Listen to the Birds: Sound Ecology at the Piano

Anna Showalter

Abstract

This document explores the intersection between birdsong and piano music using four cases studies from the piano repertoire in the Western classical tradition. Using Jeff Titon’s framework of “sound ecology” as a lens, I ask whether the following pieces of music could in some way function as an “acoustic tissue among human and bird communities that becomes the basis for a healthy economy and a just community.” After exploring the history of birdsong in the piano literature as a microcosm of shifting attitudes toward birdsong in Western art music this study focuses on four pieces as case studies for analysis—Amy Beach, Hermit Thrush at Morn (1921), Olivier Messiaen, “Le Courlis cendré” from Catalogue d’Oiseaux (1957), Hollis Taylor, Owen Springs Reserve 2014 (piano version, 2022), and Ashkan Tabatabaie, Gray Catbird (2023).

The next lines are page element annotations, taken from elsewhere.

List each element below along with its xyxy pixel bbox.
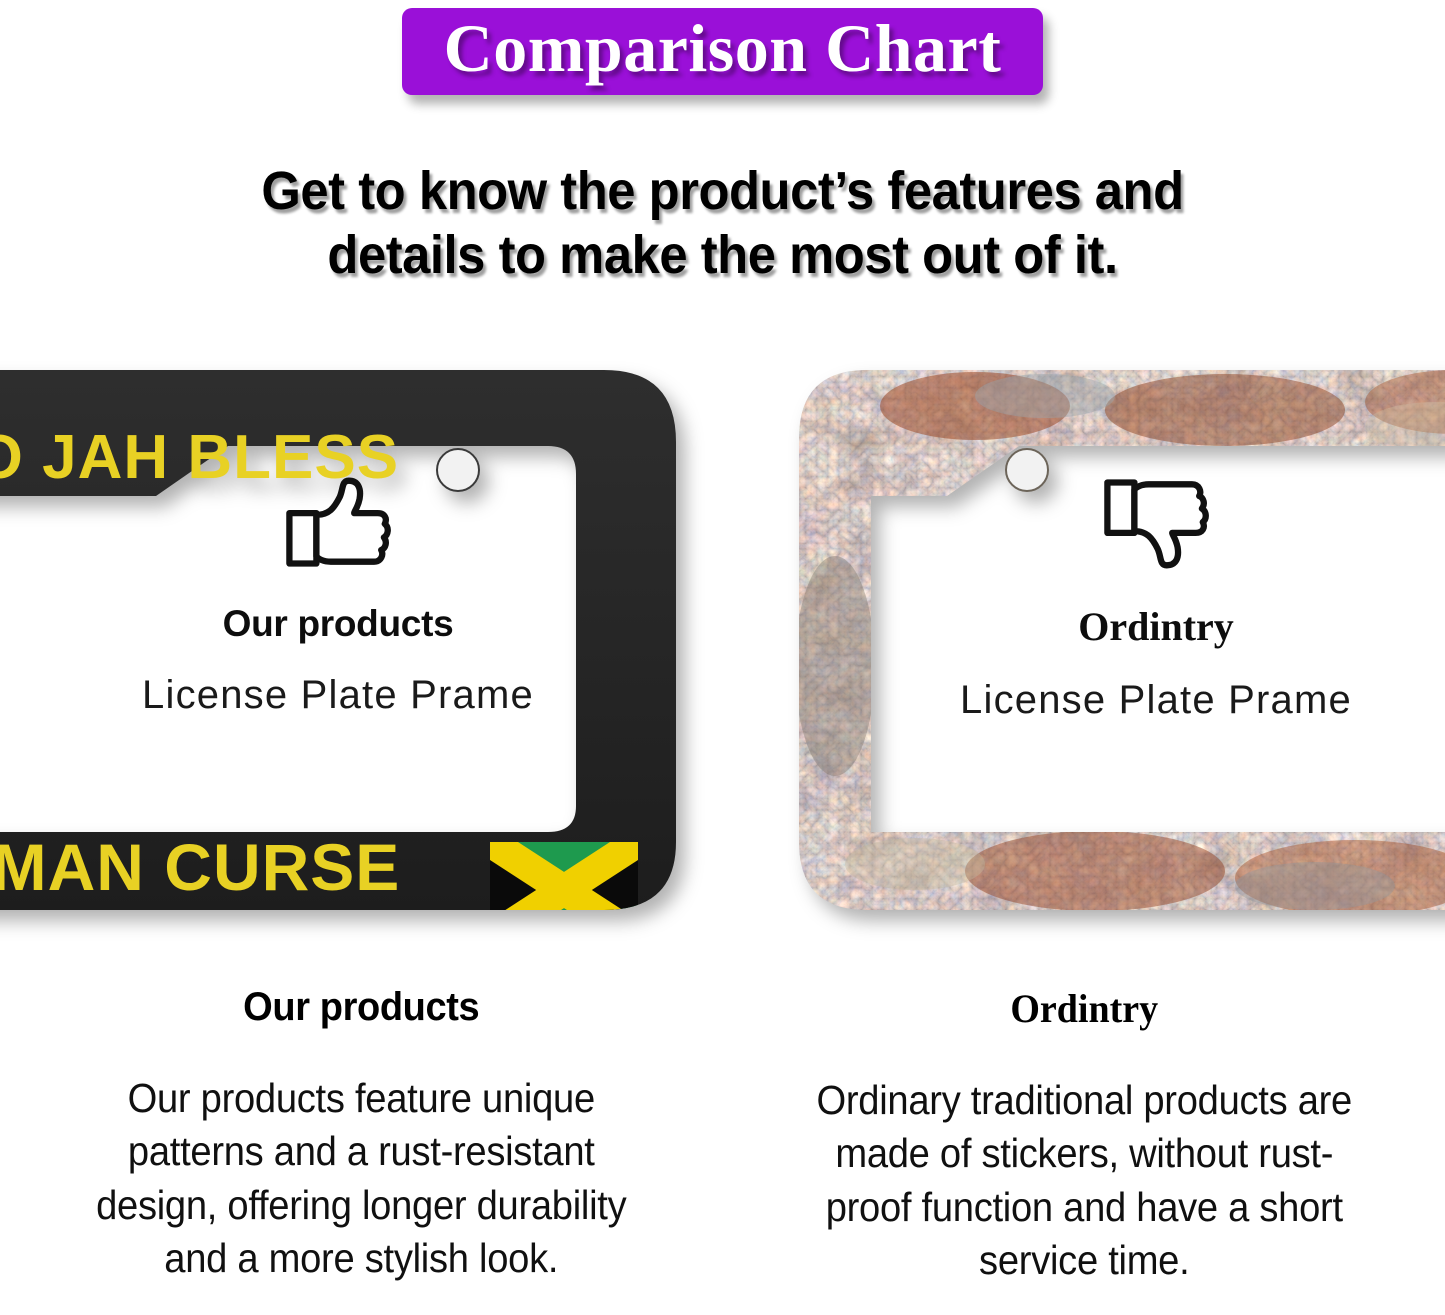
rusty-frame-graphic — [795, 366, 1445, 914]
ordinary-column-body: Ordinary traditional products are made o… — [796, 1074, 1371, 1287]
subtitle-line-2: details to make the most out of it. — [43, 224, 1401, 288]
banner-container: Comparison Chart — [0, 8, 1445, 95]
our-product-description-column: Our products Our products feature unique… — [0, 985, 723, 1315]
description-columns: Our products Our products feature unique… — [0, 985, 1445, 1315]
plate-bottom-text: MAN CURSE — [0, 830, 400, 904]
ordinary-license-plate-frame — [795, 366, 1445, 914]
plate-top-text: HO JAH BLESS — [0, 423, 399, 492]
page-title: Comparison Chart — [444, 14, 1002, 83]
subtitle: Get to know the product’s features and d… — [43, 160, 1401, 287]
title-banner: Comparison Chart — [402, 8, 1044, 95]
black-frame-graphic: HO JAH BLESS MAN CURSE — [0, 366, 676, 914]
subtitle-line-1: Get to know the product’s features and — [43, 160, 1401, 224]
our-product-column-body: Our products feature unique patterns and… — [74, 1072, 649, 1285]
rust-texture — [795, 366, 1445, 914]
ordinary-column-heading: Ordintry — [790, 985, 1378, 1032]
plates-comparison-row: HO JAH BLESS MAN CURSE Our product — [0, 358, 1445, 928]
ordinary-description-column: Ordintry Ordinary traditional products a… — [723, 985, 1445, 1315]
our-product-column-heading: Our products — [67, 985, 655, 1030]
jamaica-flag-icon — [490, 842, 638, 914]
our-product-license-plate-frame: HO JAH BLESS MAN CURSE — [0, 366, 676, 914]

These pieces represent a shift in birdsong writing for piano—a shift toward a deeper, often interdisciplinary, practice of listening to birds as musicians, teachers and fellow creatures in a shared sound community. This analysis suggests that the affection and deep respect for the voice of the bird present in this music can create the conditions for human participants to experience a sense of kinship with the bird and to reorient themselves toward solidarity with a more-than-human sound ecology.